Quem viaja pelo trecho norte da BR–174 é pego de surpresa ao se deparar, no Km 100, no local chamado Quarto de Bode, com dezenas de carretas estacionadas que tomaram conta do cenário. Antes uma parada obrigatória para turistas ou viajantes quaisquer descansarem, para provar a tradicional paçoca de carne seca com farinha, agora se tornou um território de caminhões que esperam as ordens para seguir carregadas com alimentos para a Venezuela.
Há muito tempo que as atividades dessas carretas fazem parte do cenário de quem pega a estrada para o Município de Pacaraima, na fronteira venezuelana, ou mesmo para a Serra do Tepequém, o principal ponto turístico do Estado, no Município do Amajari. A quantidade desses caminhões aumentou a partir da crise venezuelana, quando passou a faltar comida no país vizinho.
Mas, nos últimos meses, essa movimentação disparou de uma forma surpreendente. Não se trata apenas de um transporte para garantir alimentos para as cidades venezuelanas em crise, por causa do regime do presidente Nicolás Maduro. Todas as fortes evidências apontam para um frenético movimento destinado a abastecer os garimpos ilegais na fronteira entre Brasil e Venezuela e em cidades mais adentro do país venezuelano.
Pior: são garimpos clandestinos geralmente articulados por membros corruptos da Guarda Venezuelano, a mando do regime de Maduro, que fica com a maior parte do ouro extraído a fim de manter o sistema ditatorial, garimpagens feitas dentro ou próximas de áreas ambientais, que ameaçam a Gran Sabana, com seu frágil ecossistema e o turismo que inclusive era explorado por empresas brasileiras.
O grande volume de alimentos que sai de Roraima e Manaus (AM), pela BR-174, em sua maioria sequer chega à mesa dos venezuelanos, os quais não têm outra alternativa a não ser fugir do seu país, tendo como destino principalmente o Estado de Roraima, porta de entrada desse fluxo migratório para o Brasil e outros países vizinhos.
Conforme as próprias autoridades venezuelanas ligadas à oposição de Nicolás já denunciaram na imprensa local, as cargas são direcionadas para as mãos de agentes corruptos do governo venezuelano, que estão em conluio com empresários do garimpo clandestino na Venezuela.
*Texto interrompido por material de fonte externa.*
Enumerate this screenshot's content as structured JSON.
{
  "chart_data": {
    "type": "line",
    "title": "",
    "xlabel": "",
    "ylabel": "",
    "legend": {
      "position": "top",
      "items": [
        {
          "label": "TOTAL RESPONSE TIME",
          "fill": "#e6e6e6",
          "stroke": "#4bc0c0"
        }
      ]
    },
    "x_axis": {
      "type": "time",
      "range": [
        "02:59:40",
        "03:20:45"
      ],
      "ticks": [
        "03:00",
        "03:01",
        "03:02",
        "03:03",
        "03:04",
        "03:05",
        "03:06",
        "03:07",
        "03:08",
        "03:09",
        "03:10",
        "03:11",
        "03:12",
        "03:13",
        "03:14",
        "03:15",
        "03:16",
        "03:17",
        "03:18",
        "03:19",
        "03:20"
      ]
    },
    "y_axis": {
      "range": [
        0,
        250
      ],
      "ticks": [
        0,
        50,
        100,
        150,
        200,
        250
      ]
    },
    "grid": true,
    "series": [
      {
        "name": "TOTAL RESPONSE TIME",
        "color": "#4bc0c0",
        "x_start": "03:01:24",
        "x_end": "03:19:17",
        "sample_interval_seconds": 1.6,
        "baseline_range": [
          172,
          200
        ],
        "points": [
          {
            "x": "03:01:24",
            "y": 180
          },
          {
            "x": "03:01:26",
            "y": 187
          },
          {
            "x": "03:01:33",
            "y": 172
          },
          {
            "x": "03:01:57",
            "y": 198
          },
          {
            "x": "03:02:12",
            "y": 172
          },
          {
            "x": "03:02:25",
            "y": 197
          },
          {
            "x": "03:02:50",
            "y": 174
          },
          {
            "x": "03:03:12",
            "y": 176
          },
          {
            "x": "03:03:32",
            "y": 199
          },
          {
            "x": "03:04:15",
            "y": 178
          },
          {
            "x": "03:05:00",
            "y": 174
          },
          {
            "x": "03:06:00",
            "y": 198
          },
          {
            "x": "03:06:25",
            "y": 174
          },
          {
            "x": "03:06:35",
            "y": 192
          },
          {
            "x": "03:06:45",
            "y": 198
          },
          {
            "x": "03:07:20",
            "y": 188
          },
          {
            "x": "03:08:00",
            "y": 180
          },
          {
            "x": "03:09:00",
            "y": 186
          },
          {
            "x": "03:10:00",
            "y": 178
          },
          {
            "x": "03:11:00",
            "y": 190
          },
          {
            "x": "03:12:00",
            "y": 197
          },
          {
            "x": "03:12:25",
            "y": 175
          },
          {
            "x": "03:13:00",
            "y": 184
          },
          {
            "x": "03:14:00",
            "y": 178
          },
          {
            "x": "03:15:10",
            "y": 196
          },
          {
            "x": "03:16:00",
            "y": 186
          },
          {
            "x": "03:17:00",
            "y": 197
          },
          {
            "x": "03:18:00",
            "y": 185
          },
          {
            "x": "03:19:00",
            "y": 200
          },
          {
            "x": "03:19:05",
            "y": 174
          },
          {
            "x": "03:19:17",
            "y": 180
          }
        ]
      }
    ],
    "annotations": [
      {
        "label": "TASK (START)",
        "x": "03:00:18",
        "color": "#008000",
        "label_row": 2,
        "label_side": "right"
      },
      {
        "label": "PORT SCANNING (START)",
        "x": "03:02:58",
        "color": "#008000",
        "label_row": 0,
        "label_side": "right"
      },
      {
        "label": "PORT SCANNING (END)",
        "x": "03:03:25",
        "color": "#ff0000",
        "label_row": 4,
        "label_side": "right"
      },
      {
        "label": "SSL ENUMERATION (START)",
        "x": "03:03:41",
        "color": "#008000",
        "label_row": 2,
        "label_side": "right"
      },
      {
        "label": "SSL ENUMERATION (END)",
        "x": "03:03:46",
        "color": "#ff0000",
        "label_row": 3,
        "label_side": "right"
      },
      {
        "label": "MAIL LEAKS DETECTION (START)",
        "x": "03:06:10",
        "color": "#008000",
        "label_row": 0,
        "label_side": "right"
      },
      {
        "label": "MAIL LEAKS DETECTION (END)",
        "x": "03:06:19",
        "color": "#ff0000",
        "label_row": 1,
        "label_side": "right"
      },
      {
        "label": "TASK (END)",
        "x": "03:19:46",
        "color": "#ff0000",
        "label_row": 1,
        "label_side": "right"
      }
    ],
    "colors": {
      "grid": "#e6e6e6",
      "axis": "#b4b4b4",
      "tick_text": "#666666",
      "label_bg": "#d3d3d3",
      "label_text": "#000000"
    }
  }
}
Inclusive Já foram presos caminhoneiros brasileiros que desviam de suas atividades, os quais foram cooptados para contrabandear principalmente barras de ouro, atividade esta que alimenta a evasão de divisas e o crime organizado ou outros tipos de tráfico na fronteira.
Outra indicação sobre a atuação do crime organizado a partir da Venezuela foi a decisão da Justiça Federal, que acatou a denúncia do Ministério Público Federal (MPF), no dia 8 deste mês, que por sua vez apontou sete pessoas que integrariam um esquema de contrabando de ouro oriundos de garimpos ilegais venezuelanos.
Entre os envolvidos, conforme o MPF, está o presidente do diretório do PSDB em Caracaraí, Paulo José Assis de Souza, município onde o acusado também tem pretensões de minerar ouro. E não custa lembrar que aquela cidade também sedia a operação ilegal de ouro de terras indígenas, especialmente a Terra Indígena Yanomami.
Como se pode perceber, estão aí as explicações para esse crescimento absurdo de carretas estacionadas no Km 100 e em tráfego intenso por toda a rodovia federal, prejudicando a arrecadação com o fluxo turístico, pois os visitantes sequer estão parando mais naquela localidade do Km 100.
Outro grande problema é a deterioração rápida da BR-174, cuja recente operação tapa buraco no trecho norte não foi suficiente para impedir o crescimento espantoso e rápido dos buracos, ficando o prejuízo para os brasileiros pagarem com a recuperação da estrada e os riscos de acidentes ou de veículos pequenos apresentarem defeitos durante as viagens.
Todas as evidências estão bem aos olhos das autoridades brasileiras. Apesar da exportação de alimentos ter provocado superávit na balanço comercial roraimense, os custos são altos para Roraima, pois não ficam apenas as divisas comerciais, mas principalmente a ação de ilícitos na fronteira, com o fortalecimento de organizações criminosas que se alimentam de contrabandos, tráficos e evasões de divisas de toda espécie.
Tem mais: como esse grande volume de comida não está chegando à mesa dos venezuelanos, os estrangeiros continuam migrando em massa para Roraima, que paga todo o ônus desse êxodo descontrolado, diante de um governo brasileiro que não liga para os problemas na região Norte do Brasil.